March 1, 2017

Vinylspotting: A Discogs Fairytale

At a cursory glance, it’s almost impossible to get much of an understanding of vinyl record collections beyond their size (or perhaps their age, depending on the smell?). If you get up close, you might recognise some artist names or make out some titles on the spines of LPs, but your average collector is gonna have loads of bits that even they don’t recognise on sight. Now, while the unadulterated excitement of finding a white label on the shelve that even you can’t remember is the romance at the very heart of record digging, that thought of forgotten artifacts would send archivists and librarians bonkers.

Enter Discogs - the definitive recorded music database and marketplace, with over 8 million record entries and counting. Aside from catching themselves tumbling through all sorts of audio rabbit-holes, Discogs users are able to forensically catalog their own collection. Once you’re at more than a few hundred records, having a well-kept digital archive of your music to refer to is sometimes the only way of knowing “did I already buy that record?”, without having to leaf through the physical lot.

A user can browse through the individual pages of each of their records, but when the user wants to look at their overall collection they see something like this:

It’s essentially a tabulated view of your collection with rudimentary info, and some record sleeve thumbnails to boot. The ‘collection value’ is a new (and very addictive) addition that, as far as I can tell, is the only summary statistic on show (besides the count), which got me into thinking:

If I had put the work in to ammassing a couple thousand records, say, it would be cool to know more about my record collection than just how much it’s worth.

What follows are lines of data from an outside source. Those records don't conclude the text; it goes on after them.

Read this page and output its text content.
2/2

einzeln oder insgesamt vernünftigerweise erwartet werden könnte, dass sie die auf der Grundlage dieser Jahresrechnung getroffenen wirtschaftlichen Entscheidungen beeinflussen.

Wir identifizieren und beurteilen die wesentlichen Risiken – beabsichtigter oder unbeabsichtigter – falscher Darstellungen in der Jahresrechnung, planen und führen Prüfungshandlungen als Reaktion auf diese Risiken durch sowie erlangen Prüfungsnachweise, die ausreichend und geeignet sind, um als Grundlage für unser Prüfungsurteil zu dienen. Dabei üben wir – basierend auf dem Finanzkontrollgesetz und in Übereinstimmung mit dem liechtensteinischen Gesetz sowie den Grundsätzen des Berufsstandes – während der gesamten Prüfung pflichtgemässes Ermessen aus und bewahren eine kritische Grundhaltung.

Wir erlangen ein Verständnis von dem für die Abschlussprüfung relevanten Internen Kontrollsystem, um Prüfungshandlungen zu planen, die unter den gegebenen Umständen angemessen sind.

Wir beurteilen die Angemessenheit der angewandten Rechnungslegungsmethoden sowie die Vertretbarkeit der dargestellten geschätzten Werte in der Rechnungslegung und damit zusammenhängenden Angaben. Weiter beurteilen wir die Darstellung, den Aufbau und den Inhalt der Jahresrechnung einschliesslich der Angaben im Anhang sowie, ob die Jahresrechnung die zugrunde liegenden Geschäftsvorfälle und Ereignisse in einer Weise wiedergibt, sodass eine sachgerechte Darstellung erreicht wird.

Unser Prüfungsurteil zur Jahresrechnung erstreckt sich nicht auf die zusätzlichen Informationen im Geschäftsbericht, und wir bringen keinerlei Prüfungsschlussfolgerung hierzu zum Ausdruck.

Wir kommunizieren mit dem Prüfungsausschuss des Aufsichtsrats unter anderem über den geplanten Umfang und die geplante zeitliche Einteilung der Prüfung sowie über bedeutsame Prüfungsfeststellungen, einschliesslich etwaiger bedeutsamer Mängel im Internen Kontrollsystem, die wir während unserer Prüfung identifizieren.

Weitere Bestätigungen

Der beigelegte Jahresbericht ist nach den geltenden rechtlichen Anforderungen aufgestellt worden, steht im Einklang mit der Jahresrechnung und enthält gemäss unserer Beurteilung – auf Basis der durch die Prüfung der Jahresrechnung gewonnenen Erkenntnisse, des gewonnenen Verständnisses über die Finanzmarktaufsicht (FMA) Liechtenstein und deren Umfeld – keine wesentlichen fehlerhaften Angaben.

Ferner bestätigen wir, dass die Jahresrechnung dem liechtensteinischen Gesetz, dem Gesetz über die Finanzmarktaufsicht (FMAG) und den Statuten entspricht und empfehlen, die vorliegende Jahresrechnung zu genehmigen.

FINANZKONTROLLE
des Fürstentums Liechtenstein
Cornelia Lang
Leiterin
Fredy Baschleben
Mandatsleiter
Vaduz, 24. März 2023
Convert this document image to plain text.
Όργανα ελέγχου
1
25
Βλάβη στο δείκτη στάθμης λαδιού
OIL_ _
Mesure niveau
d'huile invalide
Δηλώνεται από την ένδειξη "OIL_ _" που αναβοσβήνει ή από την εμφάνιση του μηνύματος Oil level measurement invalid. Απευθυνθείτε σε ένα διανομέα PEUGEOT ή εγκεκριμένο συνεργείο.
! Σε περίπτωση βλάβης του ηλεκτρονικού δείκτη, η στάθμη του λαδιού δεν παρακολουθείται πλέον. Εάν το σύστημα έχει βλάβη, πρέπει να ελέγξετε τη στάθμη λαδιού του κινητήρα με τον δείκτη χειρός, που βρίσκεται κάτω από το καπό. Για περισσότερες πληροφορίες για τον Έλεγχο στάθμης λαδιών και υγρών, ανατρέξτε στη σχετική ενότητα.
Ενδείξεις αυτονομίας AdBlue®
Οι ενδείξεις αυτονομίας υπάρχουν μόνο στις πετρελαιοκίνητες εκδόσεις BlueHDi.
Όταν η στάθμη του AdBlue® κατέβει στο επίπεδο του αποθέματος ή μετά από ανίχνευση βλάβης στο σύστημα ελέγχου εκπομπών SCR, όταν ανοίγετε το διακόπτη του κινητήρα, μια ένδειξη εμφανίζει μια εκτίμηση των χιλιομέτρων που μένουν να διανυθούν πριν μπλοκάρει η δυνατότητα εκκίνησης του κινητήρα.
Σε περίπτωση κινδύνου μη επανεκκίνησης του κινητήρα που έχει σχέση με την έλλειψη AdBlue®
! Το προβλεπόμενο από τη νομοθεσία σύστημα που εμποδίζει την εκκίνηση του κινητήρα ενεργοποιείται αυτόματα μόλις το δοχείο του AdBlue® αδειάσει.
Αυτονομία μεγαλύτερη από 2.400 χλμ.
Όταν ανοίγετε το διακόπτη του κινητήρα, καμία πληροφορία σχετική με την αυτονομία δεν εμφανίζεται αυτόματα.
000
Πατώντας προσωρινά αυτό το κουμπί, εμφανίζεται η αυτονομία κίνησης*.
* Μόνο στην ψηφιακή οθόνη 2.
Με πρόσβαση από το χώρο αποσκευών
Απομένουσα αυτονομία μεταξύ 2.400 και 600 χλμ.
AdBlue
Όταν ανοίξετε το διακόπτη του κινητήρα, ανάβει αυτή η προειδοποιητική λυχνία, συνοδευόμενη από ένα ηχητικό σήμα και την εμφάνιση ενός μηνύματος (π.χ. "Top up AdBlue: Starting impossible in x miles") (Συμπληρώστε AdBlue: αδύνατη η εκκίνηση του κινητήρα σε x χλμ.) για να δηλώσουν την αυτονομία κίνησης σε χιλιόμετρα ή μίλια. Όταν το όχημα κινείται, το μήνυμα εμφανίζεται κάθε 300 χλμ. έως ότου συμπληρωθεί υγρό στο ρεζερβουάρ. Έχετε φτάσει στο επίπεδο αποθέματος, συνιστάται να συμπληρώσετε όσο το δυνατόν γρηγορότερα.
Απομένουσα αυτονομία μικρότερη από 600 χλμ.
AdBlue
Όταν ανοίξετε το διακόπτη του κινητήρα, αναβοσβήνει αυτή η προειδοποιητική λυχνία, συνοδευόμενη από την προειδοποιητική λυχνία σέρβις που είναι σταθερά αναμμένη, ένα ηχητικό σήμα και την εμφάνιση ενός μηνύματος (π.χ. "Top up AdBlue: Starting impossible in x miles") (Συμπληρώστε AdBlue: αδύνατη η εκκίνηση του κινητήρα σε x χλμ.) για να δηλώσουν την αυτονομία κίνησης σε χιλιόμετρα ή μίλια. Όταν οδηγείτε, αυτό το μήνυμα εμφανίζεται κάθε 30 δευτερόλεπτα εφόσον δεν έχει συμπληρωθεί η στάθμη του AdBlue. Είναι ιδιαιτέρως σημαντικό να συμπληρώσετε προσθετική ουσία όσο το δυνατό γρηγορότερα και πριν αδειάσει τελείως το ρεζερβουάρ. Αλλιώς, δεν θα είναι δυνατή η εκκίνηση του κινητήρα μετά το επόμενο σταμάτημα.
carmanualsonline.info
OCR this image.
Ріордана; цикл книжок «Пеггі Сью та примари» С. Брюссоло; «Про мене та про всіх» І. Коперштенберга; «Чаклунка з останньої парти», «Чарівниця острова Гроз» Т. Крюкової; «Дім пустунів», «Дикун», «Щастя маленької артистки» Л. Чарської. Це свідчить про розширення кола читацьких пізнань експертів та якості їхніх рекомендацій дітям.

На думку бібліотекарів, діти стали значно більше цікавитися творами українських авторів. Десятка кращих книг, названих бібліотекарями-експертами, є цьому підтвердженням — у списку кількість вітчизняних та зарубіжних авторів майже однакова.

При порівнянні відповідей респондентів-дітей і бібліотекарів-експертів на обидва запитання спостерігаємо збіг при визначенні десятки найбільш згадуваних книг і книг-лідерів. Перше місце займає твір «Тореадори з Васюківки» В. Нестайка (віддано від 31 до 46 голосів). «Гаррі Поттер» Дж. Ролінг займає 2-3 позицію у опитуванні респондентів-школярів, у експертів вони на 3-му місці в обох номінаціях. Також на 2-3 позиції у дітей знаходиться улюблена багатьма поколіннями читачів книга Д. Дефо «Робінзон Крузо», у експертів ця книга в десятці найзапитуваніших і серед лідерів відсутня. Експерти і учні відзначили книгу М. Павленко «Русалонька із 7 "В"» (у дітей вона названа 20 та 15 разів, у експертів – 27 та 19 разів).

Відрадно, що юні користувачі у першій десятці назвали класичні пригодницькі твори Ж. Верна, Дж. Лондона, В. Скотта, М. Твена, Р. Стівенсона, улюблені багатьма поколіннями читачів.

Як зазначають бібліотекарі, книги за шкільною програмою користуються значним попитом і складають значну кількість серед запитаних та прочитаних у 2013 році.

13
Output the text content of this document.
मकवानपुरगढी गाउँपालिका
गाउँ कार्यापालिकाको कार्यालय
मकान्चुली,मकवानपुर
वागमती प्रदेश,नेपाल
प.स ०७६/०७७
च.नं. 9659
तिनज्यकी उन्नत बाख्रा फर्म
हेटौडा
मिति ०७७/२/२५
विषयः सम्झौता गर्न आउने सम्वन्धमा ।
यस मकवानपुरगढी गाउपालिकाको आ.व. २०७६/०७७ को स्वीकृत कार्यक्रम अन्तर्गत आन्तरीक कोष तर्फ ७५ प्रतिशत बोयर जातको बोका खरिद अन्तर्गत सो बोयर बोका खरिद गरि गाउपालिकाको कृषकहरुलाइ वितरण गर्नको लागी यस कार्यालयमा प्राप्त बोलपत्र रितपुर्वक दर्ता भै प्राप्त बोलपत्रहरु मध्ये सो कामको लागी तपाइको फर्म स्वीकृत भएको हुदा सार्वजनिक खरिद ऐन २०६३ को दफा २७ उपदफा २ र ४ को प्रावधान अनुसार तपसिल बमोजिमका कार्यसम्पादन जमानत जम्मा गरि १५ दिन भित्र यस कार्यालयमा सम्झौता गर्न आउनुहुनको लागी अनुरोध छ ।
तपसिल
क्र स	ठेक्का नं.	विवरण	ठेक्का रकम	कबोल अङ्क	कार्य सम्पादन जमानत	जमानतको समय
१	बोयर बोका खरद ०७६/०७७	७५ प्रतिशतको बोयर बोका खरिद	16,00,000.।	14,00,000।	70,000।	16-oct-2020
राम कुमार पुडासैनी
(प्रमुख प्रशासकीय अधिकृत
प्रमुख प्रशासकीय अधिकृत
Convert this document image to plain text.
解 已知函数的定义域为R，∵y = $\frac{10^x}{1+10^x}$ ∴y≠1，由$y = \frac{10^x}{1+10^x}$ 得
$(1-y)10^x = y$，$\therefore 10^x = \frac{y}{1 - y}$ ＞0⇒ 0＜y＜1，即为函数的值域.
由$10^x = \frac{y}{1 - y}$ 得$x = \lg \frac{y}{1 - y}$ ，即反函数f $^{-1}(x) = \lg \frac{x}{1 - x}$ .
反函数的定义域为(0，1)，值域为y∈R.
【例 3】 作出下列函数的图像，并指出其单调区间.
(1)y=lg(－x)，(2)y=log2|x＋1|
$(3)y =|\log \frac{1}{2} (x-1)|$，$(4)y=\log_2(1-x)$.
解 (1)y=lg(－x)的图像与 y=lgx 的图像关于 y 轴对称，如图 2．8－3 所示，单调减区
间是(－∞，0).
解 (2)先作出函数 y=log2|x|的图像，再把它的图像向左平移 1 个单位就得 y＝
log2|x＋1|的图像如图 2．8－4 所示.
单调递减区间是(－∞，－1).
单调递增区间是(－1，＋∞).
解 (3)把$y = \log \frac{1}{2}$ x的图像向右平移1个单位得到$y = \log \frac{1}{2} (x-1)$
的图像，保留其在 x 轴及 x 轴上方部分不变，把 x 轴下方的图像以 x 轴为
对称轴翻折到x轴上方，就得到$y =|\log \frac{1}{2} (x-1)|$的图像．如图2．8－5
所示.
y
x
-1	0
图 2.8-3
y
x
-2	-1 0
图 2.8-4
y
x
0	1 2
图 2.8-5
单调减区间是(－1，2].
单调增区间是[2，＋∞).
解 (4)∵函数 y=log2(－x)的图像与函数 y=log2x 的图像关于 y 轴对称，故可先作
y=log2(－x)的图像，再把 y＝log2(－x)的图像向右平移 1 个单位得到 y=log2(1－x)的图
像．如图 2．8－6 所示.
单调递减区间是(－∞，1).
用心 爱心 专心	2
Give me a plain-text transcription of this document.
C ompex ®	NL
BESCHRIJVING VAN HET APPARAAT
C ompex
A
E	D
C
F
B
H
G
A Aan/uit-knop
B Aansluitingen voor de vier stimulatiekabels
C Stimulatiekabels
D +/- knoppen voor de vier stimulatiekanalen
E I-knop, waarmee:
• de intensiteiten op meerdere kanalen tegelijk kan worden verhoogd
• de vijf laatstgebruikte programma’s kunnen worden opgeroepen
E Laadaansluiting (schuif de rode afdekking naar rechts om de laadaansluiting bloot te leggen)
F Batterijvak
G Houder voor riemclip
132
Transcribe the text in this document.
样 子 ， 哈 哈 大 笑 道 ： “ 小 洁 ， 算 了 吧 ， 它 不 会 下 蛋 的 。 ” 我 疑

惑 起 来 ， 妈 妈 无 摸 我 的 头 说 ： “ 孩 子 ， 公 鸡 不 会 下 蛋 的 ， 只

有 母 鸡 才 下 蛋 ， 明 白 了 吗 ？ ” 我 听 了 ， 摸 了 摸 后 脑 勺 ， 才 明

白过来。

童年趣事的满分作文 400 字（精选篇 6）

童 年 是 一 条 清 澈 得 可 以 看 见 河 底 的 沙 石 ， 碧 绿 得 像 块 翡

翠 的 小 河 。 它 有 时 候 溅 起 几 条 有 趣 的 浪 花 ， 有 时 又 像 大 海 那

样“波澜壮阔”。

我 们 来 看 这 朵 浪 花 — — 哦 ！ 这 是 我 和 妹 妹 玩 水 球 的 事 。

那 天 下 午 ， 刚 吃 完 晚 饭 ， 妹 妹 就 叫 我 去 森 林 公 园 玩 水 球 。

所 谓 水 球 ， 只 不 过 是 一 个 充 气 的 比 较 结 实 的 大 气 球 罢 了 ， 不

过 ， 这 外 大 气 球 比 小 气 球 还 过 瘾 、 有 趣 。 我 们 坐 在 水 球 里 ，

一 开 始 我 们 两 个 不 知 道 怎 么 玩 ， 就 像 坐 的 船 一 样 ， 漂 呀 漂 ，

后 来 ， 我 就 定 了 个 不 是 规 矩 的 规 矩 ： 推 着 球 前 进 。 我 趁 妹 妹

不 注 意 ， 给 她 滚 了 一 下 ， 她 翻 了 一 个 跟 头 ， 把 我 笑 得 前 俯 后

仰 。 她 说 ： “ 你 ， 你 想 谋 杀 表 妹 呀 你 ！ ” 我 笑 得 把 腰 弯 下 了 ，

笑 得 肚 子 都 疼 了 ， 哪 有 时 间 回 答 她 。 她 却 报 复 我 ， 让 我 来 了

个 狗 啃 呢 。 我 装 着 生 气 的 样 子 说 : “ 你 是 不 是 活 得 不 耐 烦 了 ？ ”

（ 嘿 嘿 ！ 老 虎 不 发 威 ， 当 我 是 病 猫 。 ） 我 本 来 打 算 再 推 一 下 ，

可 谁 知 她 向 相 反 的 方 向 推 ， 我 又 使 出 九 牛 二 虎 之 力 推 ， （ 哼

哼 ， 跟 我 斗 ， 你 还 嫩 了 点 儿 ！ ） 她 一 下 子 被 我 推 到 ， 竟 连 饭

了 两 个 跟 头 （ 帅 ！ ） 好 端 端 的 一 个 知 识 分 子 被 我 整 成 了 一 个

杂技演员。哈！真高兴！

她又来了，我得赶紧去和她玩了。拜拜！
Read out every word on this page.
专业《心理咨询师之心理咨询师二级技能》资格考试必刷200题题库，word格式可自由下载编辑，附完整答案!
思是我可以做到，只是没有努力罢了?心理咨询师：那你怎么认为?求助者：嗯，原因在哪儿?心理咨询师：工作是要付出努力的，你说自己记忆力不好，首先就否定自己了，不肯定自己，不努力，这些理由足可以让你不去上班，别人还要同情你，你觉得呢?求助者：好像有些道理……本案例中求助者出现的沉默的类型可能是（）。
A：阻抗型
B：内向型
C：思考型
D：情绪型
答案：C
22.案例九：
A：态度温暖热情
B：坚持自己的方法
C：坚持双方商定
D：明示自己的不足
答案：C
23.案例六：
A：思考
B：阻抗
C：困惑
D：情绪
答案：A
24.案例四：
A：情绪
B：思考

The obvious next thought was, “R could probably help with that”.1

Getting hot ‘n’ heavy with the Discogs API

Off the bat, I needed to develop a sensible pipeline for accessing and tidying the metadata of a user’s collection. The RESTful Discogs API would now be my good friend. A skim through the documentation here gets us to the user collection section, showing you how to request to view a users collection with just their username (of course, there’s an app registration and OAuth key/token business to go through first). User collections are paginated, too, but we can employ a loop to build up a simple request to the API endpoint and get sight of a whole collection:

Here’s what a simple call to the Discogs user collection API endpoint looks like:

# create empty list for the collection pages
pages <- list()

# Loop through each page of the collection, adding release data to the list
for(i in 1:9){
  mydata <- fromJSON(paste0("https://api.discogs.com//users/ewen_henderson/collection/folders/0/releases", "?page=", i), flatten=TRUE)
  message("Retrieving page ", i)
  pages[[i+1]] <- mydata$releases
}

# bind these pages together
glimpse(as.data.frame(rbind.pages(pages)))
## Observations: 428
## Variables: 13
## $ instance_id                    <int> 124611189, 194803485, 95223076,...
## $ date_added                     <chr> "2015-03-22T11:49:12-07:00", "2...
## $ id                             <int> 5874941, 8720047, 5307000, 1483...
## $ rating                         <int> 0, 0, 0, 0, 0, 0, 0, 0, 0, 0, 0...
## $ basic_information.labels       <list> [<1-800 Dinosaur, 1, 1-800-02,...
## $ basic_information.formats      <list> [<12", 33 ⅓ RPM, EP, Vinyl, 1>...
## $ basic_information.artists      <list> [<, Airhead (5), , , , https:/...
## $ basic_information.thumb        <chr> "", "", "", "", "", "", "", "",...
## $ basic_information.title        <chr> "Believe ", "Bye Bye / Nobody (...
## $ basic_information.cover_image  <chr> "", "", "", "", "", "", "", "",...
## $ basic_information.resource_url <chr> "https://api.discogs.com/releas...
## $ basic_information.year         <int> 2014, 2016, 2014, 2000, 2015, 1...
## $ basic_information.id           <int> 5874941, 8720047, 5307000, 1483...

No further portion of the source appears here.